Zen and the art of motorcycle manuals

August 21, 2002, 11:00 PM —  ITworld — 

I have never owned a motorcycle and have no desire to do so. However,
thanks to the warped logic I am predisposed to using, it seems to me
that I have been on a motorcycle journey of sorts for many, many years
now.

To appreciate the journey I have been on, it is necessary first to
understand the severity of my doc-head geekiness in these things. You
see, given a choice between a deep understanding of how a motorcycle
functions, and a deep understanding of how its documentation manual was
produced, I would prefer to know about the documentation. Gee, I'm such
a publishing geek!

If, a decade ago, I had been approached and asked to create a system for
automated motorcycle manual production, I would have used markup to do
so. No surprises there. I would have used SGML markup to be exact. The
syntax of the markup I would have used is essentially indistinguishable
from what the world today calls XML. Back then we called in "monastic
SGML". Just enough to get the job done without complicating your life
too much.

Faced with the same motorcycle-modeling task today, I would use
essentially the same syntax -- namely XML -- as my basic notation.
However, after over 10 long years traveling the winding roads of markup
methodologies, my modeling approach and underlying philosophy would be
very different today.

A decade ago, everywhere I looked I saw tags waiting to be created. A
motorcycle is such a beautiful example of a coherent hierarchical form,
that it begs to be tagged microscopically. Every component piece -- from
brakes to gas tank; every content view -- from maintenance to quality
control -- just oozing with modeling challenges and opportunities. A
happy hunting ground for exegesis through markup.

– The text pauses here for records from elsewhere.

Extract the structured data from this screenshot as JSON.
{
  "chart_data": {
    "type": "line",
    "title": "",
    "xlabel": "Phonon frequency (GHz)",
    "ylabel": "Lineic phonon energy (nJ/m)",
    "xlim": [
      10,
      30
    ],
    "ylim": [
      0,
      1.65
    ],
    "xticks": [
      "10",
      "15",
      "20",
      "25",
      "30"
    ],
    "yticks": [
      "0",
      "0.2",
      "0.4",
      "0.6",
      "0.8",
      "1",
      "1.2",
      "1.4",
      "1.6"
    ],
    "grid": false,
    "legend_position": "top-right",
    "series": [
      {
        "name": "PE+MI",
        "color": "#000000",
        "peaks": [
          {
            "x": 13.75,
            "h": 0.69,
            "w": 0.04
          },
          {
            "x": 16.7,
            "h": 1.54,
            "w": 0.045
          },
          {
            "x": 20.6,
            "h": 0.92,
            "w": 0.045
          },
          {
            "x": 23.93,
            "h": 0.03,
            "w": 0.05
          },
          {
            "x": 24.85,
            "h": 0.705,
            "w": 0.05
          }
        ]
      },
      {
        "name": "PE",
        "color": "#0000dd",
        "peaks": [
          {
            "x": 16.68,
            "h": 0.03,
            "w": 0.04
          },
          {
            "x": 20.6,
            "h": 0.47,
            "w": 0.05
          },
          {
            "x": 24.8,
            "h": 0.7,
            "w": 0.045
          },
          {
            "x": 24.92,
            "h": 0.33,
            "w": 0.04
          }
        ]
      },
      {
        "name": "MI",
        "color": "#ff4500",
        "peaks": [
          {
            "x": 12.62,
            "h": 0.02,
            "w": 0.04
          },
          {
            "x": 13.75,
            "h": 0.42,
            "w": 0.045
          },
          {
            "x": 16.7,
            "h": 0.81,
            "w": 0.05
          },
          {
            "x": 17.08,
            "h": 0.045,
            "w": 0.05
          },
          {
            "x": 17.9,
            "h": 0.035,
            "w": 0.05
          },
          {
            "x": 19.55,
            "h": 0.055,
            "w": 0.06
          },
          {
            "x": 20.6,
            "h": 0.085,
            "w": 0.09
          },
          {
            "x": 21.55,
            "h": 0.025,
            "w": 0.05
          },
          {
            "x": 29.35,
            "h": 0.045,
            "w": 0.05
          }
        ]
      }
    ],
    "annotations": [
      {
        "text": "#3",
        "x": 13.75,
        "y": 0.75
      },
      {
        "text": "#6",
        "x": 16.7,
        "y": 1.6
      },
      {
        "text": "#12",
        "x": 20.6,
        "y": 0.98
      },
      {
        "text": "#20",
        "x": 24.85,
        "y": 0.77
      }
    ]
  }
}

Thus began my "markup mega-model" phase. A time when I reveled in the
task of identifying, classifying and writing down all the tags I would
need to make up the perfect motorcycle manual. It all seemed like common
sense - just a question of time and effort to get it all written down.

Somewhere along the road, my enthusiasm for the markup project
diminished. Would it ever be possible to identify a "right way" to
markup something? Will it always be a melange of trade-offs and personal
whims? What is the point in having a 1,000-page schema containing a
comprehensive exposition of the mereological truth underlying a
motorcycle if nobody uses the tags?

That was the start of my "markup minimalism" phase. When all is said and
done (I reasoned), there are paragraphs, tables, graphics, links, and
footnotes. That's about it. All else is meta-data. All the fun stuff is
in the controlled vocabularies used to create the taxonomies to locate
chunks of...paragraphs, tables, graphics, links, and footnotes.